Illuminarium opened at AREA15 this spring with two interactive shows and delightful eats at the in-house Lumin Café & Kitchen. Since then, a new spectacle entitled “SPACE” has debuted along with a brand new nightlife experience, the Ultra-Lounge at Illuminarium, an after-hours event on Friday and Saturday nights. To get some insight into the interactive world of Illuminarium, we talked with the company’s Chief Technology Officer, Brian Allen.
A Look at Illuminarium’s “SPACE” in Las Vegas
Illuminarium is extremely interactive with visitors. Can you tell us how you make that work and how you create such a multi-sensory environment?
Allen: We’re definitely trying to bring as much reality to the space as possible. I think one of the things that make us unique is the ability to layer technology and to be able to hit all of the senses of those who enter the space.
One of the key learnings throughout both opening Las Vegas and operating Atlanta for a little over a year now has been that the interactivity and things like the haptics really leave an impact on guests, and they tend to talk about those things most often. I think it adds the most impact to the show.
We have been extensively trying to add interactivity to all of our shows and increase the number of interactions per show. I think that’s the way that this kind of, let’s say, immersive attraction, content is heading. In the future, most things will be generative, most items will be interactive, and most things should be personalized. The way that we approach that is it evolves, it’s ever-evolving, group interaction and design, when you have a space where people have free agency to move around. I think it creates a lot of opportunities for us to be able to guide people using the design language, and a big part of the interaction design is showcasing or allowing other people to experience it.

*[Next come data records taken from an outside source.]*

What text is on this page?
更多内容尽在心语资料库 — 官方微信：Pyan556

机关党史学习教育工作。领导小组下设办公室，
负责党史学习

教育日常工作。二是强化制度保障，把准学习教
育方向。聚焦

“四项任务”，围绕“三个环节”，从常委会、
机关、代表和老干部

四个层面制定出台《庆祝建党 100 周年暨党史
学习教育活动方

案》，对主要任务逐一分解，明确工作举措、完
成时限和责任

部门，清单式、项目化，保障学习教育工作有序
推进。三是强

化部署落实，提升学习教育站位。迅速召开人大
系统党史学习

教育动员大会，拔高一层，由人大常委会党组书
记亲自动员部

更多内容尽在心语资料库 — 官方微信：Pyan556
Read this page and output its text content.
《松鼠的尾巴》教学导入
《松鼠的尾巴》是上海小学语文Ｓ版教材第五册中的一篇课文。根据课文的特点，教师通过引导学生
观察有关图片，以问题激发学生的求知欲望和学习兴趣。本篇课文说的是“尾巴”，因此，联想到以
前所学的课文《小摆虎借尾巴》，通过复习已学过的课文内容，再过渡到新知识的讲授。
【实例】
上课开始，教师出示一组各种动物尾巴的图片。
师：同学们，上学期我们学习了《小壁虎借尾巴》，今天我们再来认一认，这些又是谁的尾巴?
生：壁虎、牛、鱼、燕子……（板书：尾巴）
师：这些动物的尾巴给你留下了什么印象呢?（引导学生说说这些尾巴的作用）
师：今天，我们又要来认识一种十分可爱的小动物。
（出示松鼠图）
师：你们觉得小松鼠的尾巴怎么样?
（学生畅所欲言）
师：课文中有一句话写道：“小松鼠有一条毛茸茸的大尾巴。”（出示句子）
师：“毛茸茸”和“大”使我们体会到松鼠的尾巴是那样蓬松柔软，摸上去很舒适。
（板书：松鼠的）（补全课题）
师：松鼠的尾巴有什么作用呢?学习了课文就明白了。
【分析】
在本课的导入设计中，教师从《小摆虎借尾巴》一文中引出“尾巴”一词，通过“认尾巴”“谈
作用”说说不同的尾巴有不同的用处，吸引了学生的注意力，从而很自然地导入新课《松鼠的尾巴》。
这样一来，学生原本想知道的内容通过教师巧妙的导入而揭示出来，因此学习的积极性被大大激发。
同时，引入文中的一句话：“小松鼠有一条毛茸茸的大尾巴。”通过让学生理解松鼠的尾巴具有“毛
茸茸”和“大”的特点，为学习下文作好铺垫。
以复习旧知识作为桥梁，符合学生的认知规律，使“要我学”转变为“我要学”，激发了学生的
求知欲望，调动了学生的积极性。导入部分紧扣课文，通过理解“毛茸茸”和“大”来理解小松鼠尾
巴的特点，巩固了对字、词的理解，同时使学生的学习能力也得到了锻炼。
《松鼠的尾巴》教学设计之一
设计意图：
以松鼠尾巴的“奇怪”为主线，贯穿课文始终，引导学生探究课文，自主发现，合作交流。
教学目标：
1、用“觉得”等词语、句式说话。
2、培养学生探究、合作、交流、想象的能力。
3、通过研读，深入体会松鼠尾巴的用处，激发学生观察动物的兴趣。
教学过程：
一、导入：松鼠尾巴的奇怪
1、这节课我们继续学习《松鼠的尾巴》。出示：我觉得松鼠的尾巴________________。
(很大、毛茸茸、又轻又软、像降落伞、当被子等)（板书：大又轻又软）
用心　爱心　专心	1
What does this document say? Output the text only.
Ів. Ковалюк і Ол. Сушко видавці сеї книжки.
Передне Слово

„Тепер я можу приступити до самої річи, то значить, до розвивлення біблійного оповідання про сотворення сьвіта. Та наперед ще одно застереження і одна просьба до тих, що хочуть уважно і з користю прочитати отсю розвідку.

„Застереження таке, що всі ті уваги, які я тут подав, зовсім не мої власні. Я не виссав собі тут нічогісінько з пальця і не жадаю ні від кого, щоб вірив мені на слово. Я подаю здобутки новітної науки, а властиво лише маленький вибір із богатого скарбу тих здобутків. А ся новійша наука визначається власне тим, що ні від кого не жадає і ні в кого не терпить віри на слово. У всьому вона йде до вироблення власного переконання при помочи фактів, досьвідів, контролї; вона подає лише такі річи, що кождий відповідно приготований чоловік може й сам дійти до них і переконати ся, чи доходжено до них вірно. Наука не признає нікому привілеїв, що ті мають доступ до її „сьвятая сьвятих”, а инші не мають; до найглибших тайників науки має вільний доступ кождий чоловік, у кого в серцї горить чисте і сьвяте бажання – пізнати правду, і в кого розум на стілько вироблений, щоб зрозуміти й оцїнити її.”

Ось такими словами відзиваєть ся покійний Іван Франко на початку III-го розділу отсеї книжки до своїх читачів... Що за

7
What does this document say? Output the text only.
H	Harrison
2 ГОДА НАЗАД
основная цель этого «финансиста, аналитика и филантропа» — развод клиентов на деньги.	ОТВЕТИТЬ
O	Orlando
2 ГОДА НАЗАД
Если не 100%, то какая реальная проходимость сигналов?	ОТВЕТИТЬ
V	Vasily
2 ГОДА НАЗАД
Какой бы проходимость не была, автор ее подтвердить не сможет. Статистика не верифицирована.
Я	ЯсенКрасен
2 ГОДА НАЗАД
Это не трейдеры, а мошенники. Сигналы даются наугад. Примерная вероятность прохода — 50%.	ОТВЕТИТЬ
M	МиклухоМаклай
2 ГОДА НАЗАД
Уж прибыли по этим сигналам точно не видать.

It’s all powered on a game engine; we run most of our interactivity on Unreal Engine, so we develop every generative piece that we do in Unreal; we have the ability to support other game engines, which kind of makes us platform agnostic. So when other creators come in, who are more comfortable on different game engines, or different platforms, we can accept those as well.
We have a 3D LIDAR system that allows a point cloud to be generated from the space about 20 times a second. That gives us a complete 3D picture of how people are moving throughout the space in real-time, and that feeds all of our interactivity. We’re just scratching the surface of what we can do with all that data.
In addition to the interactivity, that data is critical to us because it informs future content decisions, where we can now determine dwell time, on average, and where people spend the most time in the venue. For instance, I know that, at minute 13, there’s an elephant that comes up to the screen, and from the LIDAR data, if most people are staring at that wall at that moment, we know that was a successful shot. And we maybe should save that wall, or maybe put an interactive in that wall, because it’s getting triggered most often. So it’s kind of a dual-purpose system for us, and we’re excited to bring that even further in the future.
Because of the limited source material for “SPACE,” was it a more difficult experience to create?
Allen: It was definitely a more rigorous process. I would say in terms of the rendering and the pipeline; we had to build it. There are certain pipeline tools on the content creation side that have stayed true throughout all shows. But we definitely had to increase the number of tools and interchange the approach when we were doing “SPACE.” A lot more rendering horsepower was needed on that show.
But I do think it is our best work to date. I think we’ve taken so many learnings from the previous shows and applied them here. Things like interaction, how the chapters flowed together, the room one approach, the pre-show approach experience and the soundtrack; it’s quite an amazing show. I purposely shielded myself from watching the whole show until I could experience it with some guests. It was definitely an emotional experience. It was quite fantastic.
And can you tell us a bit about the future of Illuminarium?
Allen: We have an incredible pipeline setup for locations in the future, and we’re very excited to be able to unlock those. We have leases in major cities across the US—Miami, Chicago and Dallas, so we’re looking into a bright future where we will be able to unlock those locations. We’re also looking into joint venture opportunities both inside the United States and overseas. The ability to bring Illuminarium comes to Europe, in Asia, South America, and Latin America is really exciting to us. We’ve had some good conversations since we’ve been able to get back on planes and travel to those places over the last few months.
In terms of content and spectacles, we just released our first fully interactive and fully generative piece of content. We’re testing that out in Atlanta; it’s a piece of content called “Waking Wonderland.” It’s made by Entertainment One, which is a subsidiary of Hasbro; they’re our Canadian partners. It’s fantastic to be able to push content like that; it’s a show that entirely runs off of the game engine on Unreal and, to my knowledge, has the largest Unreal cluster in the world. It’s really exciting to be able to do that from a technological standpoint, and it gives me a ton of hope for the future of spectacles and immersive attractions. At the end of the day, we’re all creating this stuff for the end user; that’s where I get the most joy out of it. Seeing the end user shocked or wowed or just coming out of the experience really happy.